Kali ini Salsabila tak bisa melepas tatapannya dari para penari jalan, mereka tengah melangsungkan sebuah tarian Flamenco di tepi jalan, sebuah topi sengaja diletakkan di dekat para penari—sekedar menjadi lambang bagi orang-orang agar meletakkan uang di sana sebagai bentuk kepuasannya terhadap tontonan tarian tersebut.

Senyum Salsabila sempat terbit saat mengagumi para penari Flamenco yang ia lihat, tetapi langsung sirna saat Alan enggan membiarkannya diam barang sedetik saja. "Mas, sebenarnya kita mau ke mana?" tanya Salsabila di sela langkah kaki keduanya. Salsabila merasa seekor hewan ternak yang terus ditarik oleh pengembala menuju padang rumput, tak ada jeda baginya untuk berhenti.

"La Sagrada Familia," sahut Alan menatap istrinya sejenak.

Salsabila tak lagi menyahut, jawaban itu membuatnya teringat akan satu hal yang membuat pijar matanya semakin redup. Seketika segala keindahan Barcelona yang baru Salsabila lihat lantas lenyap tak berbekas, ia teringat lagi akan ucapan Alan sebelum mereka serahkan boarding pass kemaring. Saat Alan berkata dengan penuh percaya diri bahwa ia mencintai wanita lain—wanita yang tentu saja menyimpan kenangan besar di kota ini.

Wanita itu sama sekali tak lagi senang, ia tarik begitu saja tangannya hingga terlepas dari genggaman tangan Alan. Seketika langkah keduanya sama-sama terhenti, netra yang juga saling tertaut, sebelum Alan kembali meraih tangan Salsabila. "Aku yang akan celaka kalau kamu sampai hilang di sini, jadi jangan banyak tingkah, Sa."
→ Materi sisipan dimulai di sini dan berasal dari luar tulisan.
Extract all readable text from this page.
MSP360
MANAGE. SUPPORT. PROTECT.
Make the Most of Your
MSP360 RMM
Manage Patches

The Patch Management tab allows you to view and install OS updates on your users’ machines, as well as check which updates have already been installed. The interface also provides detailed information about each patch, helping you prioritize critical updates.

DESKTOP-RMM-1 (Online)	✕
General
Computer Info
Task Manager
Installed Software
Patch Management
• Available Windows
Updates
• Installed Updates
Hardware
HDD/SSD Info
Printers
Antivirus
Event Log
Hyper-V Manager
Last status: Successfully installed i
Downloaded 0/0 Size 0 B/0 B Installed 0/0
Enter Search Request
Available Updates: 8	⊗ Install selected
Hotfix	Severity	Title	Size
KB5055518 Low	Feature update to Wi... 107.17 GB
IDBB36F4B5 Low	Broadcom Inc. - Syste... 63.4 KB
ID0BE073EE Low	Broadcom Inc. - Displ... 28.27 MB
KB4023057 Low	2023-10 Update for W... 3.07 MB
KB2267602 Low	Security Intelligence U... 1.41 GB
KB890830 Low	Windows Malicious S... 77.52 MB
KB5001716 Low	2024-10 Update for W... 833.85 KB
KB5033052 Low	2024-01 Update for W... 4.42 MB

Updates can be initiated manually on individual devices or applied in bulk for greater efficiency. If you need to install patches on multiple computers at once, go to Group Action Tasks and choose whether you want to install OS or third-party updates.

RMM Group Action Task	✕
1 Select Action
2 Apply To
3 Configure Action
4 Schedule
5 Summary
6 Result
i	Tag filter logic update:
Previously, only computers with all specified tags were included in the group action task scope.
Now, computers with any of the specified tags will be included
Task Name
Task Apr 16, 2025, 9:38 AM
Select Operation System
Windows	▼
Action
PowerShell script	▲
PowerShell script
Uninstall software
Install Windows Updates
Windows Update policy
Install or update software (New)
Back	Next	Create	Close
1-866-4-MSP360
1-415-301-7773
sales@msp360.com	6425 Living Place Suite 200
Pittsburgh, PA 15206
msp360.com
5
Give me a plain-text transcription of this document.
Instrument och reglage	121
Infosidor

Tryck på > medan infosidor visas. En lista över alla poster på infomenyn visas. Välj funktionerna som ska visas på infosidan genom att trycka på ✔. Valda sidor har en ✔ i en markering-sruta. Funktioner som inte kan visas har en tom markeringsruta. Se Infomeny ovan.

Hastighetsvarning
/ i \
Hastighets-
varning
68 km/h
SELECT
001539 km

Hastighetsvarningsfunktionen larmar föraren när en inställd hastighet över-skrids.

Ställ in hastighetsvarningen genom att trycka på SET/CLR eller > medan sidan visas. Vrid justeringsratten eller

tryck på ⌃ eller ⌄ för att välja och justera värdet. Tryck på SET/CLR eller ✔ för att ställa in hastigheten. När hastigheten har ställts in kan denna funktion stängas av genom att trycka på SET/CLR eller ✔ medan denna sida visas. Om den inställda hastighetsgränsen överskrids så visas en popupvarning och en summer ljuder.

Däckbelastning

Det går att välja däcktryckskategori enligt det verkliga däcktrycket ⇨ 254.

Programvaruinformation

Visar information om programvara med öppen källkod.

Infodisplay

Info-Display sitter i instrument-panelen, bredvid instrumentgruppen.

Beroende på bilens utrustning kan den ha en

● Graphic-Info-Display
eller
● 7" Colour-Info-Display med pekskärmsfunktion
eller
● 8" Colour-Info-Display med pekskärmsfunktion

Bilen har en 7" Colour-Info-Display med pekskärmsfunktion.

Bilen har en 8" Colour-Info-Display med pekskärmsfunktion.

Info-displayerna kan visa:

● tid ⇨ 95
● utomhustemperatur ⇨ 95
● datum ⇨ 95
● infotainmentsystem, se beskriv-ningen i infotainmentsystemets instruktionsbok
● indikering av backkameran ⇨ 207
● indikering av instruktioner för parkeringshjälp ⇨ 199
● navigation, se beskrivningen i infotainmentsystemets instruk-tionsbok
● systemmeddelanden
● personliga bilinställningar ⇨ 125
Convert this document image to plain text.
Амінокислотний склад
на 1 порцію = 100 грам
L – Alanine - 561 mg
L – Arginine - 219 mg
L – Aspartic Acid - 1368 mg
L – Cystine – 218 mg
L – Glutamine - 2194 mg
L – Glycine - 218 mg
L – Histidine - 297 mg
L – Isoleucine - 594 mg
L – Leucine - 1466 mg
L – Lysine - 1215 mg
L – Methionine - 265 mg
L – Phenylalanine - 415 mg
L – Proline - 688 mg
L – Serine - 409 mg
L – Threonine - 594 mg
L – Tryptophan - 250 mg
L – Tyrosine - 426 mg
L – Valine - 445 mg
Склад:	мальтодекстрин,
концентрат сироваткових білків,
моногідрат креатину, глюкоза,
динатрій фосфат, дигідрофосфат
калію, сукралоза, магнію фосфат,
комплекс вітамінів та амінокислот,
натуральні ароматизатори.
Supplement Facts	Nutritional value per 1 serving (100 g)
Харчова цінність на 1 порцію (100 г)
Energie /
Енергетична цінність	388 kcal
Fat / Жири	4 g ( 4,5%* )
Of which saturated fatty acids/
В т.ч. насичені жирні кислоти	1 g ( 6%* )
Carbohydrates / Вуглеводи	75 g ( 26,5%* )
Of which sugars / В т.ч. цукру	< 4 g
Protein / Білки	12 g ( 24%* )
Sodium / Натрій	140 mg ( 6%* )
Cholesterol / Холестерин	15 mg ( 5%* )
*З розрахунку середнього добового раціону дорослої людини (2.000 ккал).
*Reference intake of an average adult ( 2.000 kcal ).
Tidak bisakah Alan mengucapkan sesuatu yang membuat Salsabila merasa lega sejenak saja? Tahukah pria itu jika merah muda dalam diri Salsabila berubah abu-abu sekarang. Tidak ada yang salah dari La Sagrada Familia, yang salah adalah kenangan seseorang tentang tempat itu bersama sang kekasih. Atau mungkin Alan ingin bernostalgia kembali, tetapi dengan orang yang berbeda?